Nei mesi di giugno/luglio del 1944 , soldati tedeschi perquisivano le abitazioni del paese, catturando tutti gli uomini che riuscivano a prendere,  ritenendoli partigiani e derubando quanto trovavano.

Un giorno un soldato mi puntò la canna del mitra nella pancia e con quella  mi spinse dentro casa gridando  “BROT , BROT” (= pane, pane).

Ma io con decisione, nel mio scarso linguaggio tedesco, risposi “NICHTS BROT FUR ALLE”(= niente pane per  tutti).

 

Poi nella  prima decade dell’ottobre 1944 , in seguito alla rappresaglia nazista a Ronchidos, ritenemmo di fuggire velocemente dalla abitazione  del “Poggio”. Chiudemmo il portone ed abbandonammo la casa.

 

Molti mesi dopo, quando tornammo, fummo informati che un gaggese di nostra buona conoscenza, durante il tempo in cui eravamo  presenti  nella nostra casa di Granaglione, aveva forzato il portone esterno a due ante ed aveva ritenuto opportuno appropriarsi di tutto ciò che poteva interessargli.

 

Un giorno, quando ero a Granaglione , verso il tardo pomeriggio, sentii che i PRACINHAS stavano festeggiando per le strade,  molto rumorosamente.

Erano rientrate varie autoblinde  del “Segundo Pelotãon de Cavalaria Blindada”: corsi a vedere e la mia curiosità fu appagata.

Infatti sul retro di una autoblinda era legato il lungo cartello stradale metallico indicante “Gaggio Montano” che per loro significava che erano stati a contatto diretto con i tedeschi.

Dentro le autoblinde a tre assi (sei ruote)  i proiettili del cannoncino  calibro 38 m/m erano terminati, c’era stato un duro combattimento, così mi raccontarono. 

E quindi con loro feci festa anch’io, gridando a tutti - ed abbracciandoli - che io ero di Gaggio Montano.

Poi, tornati a Gaggio, trovammo ancora legata al camino sul tetto, la bandiera bianca con in mezzo la croce rossa.

I vicini ci dissero che i medici americani avevano per diversi mesi adibito la nostra casa come posto di pronto soccorso (First Aid ) ed infatti i nostri vari materassi erano inzuppati del sangue dei feriti brasiliani.

In casa c’era una cassetta di legno con dentro molti libretti: erano Bibbie stampate in inglese.

C’erano scatole tonde di latta di 10 cm. circa di diametro con dentro qualcosa che sembrava “grasso per gli scarponi”, ma che invece poi appresi che era una pomata lenitiva.

C’erano piccole punte di metallo, da me ritenute puntine per grammofoni, ma poiché il grammofono non c’era, rimasero un mistero, chiarito  solo quando  negli anni seguenti  dovetti accomodarmi  sulla “poltrona” di un dentista con davanti le puntine del trapano.

Poi tante riviste americane con bellissime foto a colori in doppia pagina e che  illustravano la guerra nelle isole del Pacifico ed anche tanti fogli di carta con l’intestazione in rosso: American Red Cross. 

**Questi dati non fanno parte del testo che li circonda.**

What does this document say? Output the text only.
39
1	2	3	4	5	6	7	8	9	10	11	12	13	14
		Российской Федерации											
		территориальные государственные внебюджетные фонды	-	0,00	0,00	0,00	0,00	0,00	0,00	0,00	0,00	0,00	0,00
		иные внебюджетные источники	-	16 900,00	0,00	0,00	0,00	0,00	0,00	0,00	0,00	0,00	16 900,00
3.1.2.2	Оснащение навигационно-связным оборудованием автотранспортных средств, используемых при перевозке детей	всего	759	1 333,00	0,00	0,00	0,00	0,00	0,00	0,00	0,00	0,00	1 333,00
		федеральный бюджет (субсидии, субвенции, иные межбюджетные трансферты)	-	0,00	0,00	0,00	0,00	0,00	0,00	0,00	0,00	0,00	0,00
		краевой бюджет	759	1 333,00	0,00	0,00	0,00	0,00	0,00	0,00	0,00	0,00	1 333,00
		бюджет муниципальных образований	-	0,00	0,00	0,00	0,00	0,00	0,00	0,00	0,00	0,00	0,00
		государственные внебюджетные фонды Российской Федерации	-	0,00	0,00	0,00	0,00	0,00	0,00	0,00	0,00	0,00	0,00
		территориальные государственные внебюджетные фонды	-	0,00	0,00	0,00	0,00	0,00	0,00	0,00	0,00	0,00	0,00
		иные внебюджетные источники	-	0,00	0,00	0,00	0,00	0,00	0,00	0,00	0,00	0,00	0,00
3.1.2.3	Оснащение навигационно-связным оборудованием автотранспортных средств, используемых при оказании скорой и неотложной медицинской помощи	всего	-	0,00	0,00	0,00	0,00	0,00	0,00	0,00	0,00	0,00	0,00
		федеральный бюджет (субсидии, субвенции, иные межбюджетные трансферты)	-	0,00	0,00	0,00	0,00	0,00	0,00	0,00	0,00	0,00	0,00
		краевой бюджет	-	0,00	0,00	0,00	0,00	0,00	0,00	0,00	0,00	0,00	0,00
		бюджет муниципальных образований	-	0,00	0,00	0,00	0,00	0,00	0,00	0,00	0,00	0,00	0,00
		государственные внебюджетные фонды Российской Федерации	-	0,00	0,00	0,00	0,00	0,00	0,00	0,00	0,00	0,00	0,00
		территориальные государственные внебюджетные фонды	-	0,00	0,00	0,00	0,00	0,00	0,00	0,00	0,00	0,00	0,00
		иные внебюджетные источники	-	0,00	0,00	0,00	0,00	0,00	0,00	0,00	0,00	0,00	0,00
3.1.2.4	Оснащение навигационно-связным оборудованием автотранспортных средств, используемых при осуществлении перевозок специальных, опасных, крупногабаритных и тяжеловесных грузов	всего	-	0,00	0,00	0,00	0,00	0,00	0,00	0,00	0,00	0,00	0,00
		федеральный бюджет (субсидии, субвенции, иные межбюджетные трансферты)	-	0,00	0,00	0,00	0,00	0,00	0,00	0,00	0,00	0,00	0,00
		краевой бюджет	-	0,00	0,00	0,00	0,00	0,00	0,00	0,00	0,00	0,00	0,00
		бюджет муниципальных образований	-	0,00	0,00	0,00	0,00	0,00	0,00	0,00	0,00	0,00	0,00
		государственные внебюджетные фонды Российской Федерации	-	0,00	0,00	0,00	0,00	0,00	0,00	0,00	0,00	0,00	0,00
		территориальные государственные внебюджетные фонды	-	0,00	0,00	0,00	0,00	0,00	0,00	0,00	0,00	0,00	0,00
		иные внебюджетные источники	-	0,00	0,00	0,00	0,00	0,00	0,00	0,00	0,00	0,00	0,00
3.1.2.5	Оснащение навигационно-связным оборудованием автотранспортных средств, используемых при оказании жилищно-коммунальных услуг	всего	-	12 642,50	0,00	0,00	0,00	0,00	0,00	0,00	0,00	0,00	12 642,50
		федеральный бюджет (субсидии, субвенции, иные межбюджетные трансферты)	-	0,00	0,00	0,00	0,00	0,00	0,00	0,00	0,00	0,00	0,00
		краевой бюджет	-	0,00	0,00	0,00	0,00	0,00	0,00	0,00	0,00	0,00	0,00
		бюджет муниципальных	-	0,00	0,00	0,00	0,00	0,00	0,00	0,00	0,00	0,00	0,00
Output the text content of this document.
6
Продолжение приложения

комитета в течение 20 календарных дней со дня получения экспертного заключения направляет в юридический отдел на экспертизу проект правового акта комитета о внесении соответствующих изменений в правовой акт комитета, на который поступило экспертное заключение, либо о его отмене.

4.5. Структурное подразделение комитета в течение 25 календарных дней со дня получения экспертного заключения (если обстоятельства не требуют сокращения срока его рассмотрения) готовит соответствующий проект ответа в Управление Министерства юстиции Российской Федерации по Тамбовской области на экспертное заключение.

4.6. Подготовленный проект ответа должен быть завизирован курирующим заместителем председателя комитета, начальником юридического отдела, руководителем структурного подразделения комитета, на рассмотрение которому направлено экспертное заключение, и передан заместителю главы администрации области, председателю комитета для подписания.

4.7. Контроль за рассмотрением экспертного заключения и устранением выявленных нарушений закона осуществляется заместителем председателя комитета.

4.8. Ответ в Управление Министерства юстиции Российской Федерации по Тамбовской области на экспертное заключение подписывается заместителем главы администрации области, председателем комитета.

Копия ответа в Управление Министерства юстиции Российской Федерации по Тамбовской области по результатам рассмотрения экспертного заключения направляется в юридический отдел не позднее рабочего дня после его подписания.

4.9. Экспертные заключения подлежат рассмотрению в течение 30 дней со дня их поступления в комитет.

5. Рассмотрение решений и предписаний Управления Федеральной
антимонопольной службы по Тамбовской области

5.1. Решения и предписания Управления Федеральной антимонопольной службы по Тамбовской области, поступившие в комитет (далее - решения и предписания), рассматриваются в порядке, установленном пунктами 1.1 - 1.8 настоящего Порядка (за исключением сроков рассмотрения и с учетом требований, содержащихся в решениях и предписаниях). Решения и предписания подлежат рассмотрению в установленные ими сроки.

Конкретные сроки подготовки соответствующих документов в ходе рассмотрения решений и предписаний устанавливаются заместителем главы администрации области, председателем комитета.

Ma il mistero che rimase irrisolto per alcuni anni, fu determinato dalla presenza di bottiglie vuote, di una modellata sagoma strana, alte circa 25 cm. contenenti ancora parecchie gocce di uno sconosciuto liquido scuro, che annusai ma non capii niente: allora tentai di trovare un coraggioso volontario disposto ad assaggiare  la rimanenza di quel liquido.

Ci fu un unanime rifiuto assoluto.

Per tutti noi  era un pericoloso medicinale.

Inoltre la scritta in rilievo sul vetro della bottiglia: “Coca Cola”  ci convinceva sempre più che si trattava di un prodotto ospedaliero.

Passarono anni e le bottiglie di “Coca Cola” arrivarono anche a Bologna ed allora le mie risate durarono a lungo.

 

Gli ultimi soldati a sostare in casa mia a Gaggio Montano, furono i militari della censura postale brasiliana che, nella seconda metà del mese di aprile 1945, al momento di andarsene, ci abbracciarono tutti, (um  abraço) come era loro consuetudine salutarci, lasciandoci però un affettuoso ricordo e tanta “SAUDADE“.